Inference of non-exponential kinetics through stochastic resetting

TL;DR

This paper introduces a novel inference scheme for long-timescale, non-exponential kinetics using stochastic resetting in molecular dynamics, enabling accurate estimation of kinetics beyond traditional simulation timescales.

Contribution

The authors develop a new inference method tailored for non-exponential first-passage time distributions, overcoming limitations of existing exponential-based schemes.

Findings

Successfully estimates mean first-passage times in model and peptide systems.
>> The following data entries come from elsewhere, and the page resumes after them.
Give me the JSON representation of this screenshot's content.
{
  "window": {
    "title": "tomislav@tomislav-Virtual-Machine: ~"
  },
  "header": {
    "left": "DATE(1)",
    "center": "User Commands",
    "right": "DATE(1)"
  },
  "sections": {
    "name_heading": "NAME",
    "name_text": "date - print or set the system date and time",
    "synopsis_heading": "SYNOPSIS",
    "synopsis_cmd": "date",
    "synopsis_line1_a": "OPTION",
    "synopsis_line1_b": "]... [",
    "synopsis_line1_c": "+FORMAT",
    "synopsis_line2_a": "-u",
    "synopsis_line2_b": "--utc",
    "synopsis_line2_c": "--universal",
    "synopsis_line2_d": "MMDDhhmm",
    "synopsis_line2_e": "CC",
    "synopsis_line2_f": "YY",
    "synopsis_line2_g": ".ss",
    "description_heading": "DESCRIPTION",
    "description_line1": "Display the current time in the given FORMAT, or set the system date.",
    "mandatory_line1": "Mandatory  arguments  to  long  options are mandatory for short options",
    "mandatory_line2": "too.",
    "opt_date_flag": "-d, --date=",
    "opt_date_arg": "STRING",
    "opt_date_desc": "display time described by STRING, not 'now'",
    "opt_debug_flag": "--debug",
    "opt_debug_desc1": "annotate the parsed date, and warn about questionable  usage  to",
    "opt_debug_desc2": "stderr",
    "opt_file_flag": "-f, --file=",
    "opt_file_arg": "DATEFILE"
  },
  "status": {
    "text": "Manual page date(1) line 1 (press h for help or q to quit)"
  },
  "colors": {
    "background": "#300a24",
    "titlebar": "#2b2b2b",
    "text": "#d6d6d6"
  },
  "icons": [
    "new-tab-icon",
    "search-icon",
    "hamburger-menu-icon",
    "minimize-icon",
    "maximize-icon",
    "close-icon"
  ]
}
Accelerates sampling by over an order of magnitude.

Provides accurate long-time asymptotics for non-exponential kinetics.

Abstract

We present an inference scheme of long timescale, non-exponential kinetics from Molecular Dynamics simulations accelerated by stochastic resetting. Standard simulations provide valuable insight into chemical processes but are limited to timescales shorter than $\sim 1 \mu s$. Slower processes require the use of enhanced sampling methods to expedite them, and inference schemes to obtain the unbiased kinetics. However, most kinetics inference schemes assume an underlying exponential first-passage time distribution and are inappropriate for other distributions, e.g., with a power-law decay. We propose an inference scheme that is designed for such cases, based on simulations enhanced by stochastic resetting. We show that resetting promotes enhanced sampling of the first-passage time distribution at short timescales, but often also provides sufficient information to estimate the long-time asymptotics, which allows the kinetics inference. We apply our method to a model system and a short peptide in an explicit solvent, successfully estimating the unbiased mean first-passage time while accelerating the sampling by more than an order of magnitude.